After three failed attempts, Buhari must be after something greater than the mere desire to savour what it means to live in Aso Rock Villa. Granted that his tenancy as Nigeria’s leader was at Dodan Barracks, he appears to have more up his sleeves than ordinary vanity. Otherwise, he would not have endured the horse trading that appears alien to his character but which he nevertheless had engaged in with many of the shady characters that populate Nigerian politics.

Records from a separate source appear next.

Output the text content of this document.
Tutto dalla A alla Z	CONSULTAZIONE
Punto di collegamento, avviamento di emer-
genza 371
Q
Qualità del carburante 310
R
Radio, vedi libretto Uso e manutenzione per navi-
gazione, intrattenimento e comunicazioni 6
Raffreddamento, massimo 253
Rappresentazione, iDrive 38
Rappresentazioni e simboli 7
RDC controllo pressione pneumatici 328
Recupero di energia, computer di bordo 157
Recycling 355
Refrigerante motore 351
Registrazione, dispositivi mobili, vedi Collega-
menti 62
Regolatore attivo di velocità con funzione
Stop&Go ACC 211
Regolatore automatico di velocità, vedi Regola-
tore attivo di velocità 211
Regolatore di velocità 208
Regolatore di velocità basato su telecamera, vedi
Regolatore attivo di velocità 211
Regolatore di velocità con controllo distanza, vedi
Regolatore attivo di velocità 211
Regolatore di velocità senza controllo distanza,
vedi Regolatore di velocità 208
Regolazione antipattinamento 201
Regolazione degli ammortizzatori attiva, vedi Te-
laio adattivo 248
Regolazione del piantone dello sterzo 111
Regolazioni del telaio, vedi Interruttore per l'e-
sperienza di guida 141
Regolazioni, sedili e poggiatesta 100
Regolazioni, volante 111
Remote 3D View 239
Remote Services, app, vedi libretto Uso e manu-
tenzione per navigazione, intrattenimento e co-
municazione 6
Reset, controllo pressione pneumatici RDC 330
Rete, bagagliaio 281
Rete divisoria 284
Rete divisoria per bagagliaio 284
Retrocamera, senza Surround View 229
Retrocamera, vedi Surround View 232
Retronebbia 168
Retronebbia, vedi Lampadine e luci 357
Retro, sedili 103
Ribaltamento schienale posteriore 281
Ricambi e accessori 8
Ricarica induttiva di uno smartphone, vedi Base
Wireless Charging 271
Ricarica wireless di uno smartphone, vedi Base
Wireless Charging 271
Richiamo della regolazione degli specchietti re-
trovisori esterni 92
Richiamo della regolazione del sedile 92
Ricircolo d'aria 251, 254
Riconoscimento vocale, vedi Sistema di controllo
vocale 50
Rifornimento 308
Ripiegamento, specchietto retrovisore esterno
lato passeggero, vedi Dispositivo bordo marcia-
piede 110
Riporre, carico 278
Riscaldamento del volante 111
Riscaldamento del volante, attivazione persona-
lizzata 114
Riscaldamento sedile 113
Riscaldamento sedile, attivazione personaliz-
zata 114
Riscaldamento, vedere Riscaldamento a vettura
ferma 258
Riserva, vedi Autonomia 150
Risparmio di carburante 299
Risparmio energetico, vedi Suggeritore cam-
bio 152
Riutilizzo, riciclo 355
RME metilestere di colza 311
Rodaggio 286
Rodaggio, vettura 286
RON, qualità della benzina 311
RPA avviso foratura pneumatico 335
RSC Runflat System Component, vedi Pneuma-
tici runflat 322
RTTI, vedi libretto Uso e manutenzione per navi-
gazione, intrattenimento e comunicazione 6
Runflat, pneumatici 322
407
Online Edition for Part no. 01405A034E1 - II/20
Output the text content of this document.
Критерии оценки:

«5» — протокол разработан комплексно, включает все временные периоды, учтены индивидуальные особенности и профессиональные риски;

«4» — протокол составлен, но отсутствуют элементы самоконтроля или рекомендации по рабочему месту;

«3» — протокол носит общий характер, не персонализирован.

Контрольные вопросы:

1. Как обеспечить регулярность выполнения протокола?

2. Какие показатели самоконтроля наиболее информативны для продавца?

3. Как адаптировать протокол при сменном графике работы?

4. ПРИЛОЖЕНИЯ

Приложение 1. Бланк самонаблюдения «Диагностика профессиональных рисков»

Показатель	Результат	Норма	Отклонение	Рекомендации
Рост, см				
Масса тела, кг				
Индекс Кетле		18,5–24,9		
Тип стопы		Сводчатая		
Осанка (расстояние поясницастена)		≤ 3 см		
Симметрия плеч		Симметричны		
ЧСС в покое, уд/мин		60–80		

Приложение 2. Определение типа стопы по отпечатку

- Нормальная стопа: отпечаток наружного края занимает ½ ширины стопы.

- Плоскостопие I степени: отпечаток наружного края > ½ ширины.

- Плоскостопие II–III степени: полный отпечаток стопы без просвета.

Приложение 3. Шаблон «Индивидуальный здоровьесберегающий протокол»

As a former head of state, a maximum ruler whose words had the immediate impact of law, Buhari’s determination to return as an elected leader smacks of a strong desire to contribute to the well being of Nigerians. It was either this or he would not have borne the rigours and pain of the 2015 election campaign that was characterised by raw mudslinging and outrageous insults directed at his person. But through it all, he remained his aloof and dignified self- neither complaining nor paying his PDP adversaries back in their own coin. His dignity in the face of the disrespectful comments of his opponents was both remarkable and worthy of emulation. It was, perhaps, only matched in this era of politics as homicide by the dignified equanimity of Attahiru Jega, the chairman of the Independent National Electoral Commission, in the face of the rambunctious, bolekaja antics of Godsday Orubebe.
Orubebe, a former minister of Niger-Delta Affairs and agent of the PDP at the national collation centre, put up a despicable show that was aimed at truncating a process that was on the cusp of conclusion. His behaviour was worse than shameful if not treasonable. For what he was up to, had it succeeded, had the potential of annulling the result of the election that has now been won by Mohammadu Buhari. Jega’s quiet and unruffled mien is a study in human mastery of emotion.
If he had reacted as aggressively as Orubebe’s behaviour demanded, not many would have blamed him. Indeed, he would have been praised for standing up to a common bully out to scuttle the wish of millions of Nigerians who had openly expressed their preference for change from a PDP government that has long lost its bearing to any alternative that has the slightest potential of steering our ship of state off the cliff of destruction. But then, reacting to Orubebe in the manner many of us would have considered totally human and justified on Jega’s part would also have meant granting Orubebe his unspoken wish- aborting the peaceful process of transition.
Attahiru Jega’s maturity gave Nigerians their heartfelt desire, which was the expulsion of the PDP to the unaccustomed wilderness of opposition politics. Nigerian politics can now begin the process of growth provided the PDP is ready to play the role that the APC had played by the PDP, until Buhari was declared winner of the 2015 election. At last President Goodluck Jonathan, apparently an easy going man whose natural simplicity is his vulnerability, is now free from the loafers and spongers on our commonwealth, not the least of them the several ‘witches’ in his administration that have, through their stranglehold on his government, bled Nigeria to a state of near-unconsciousness.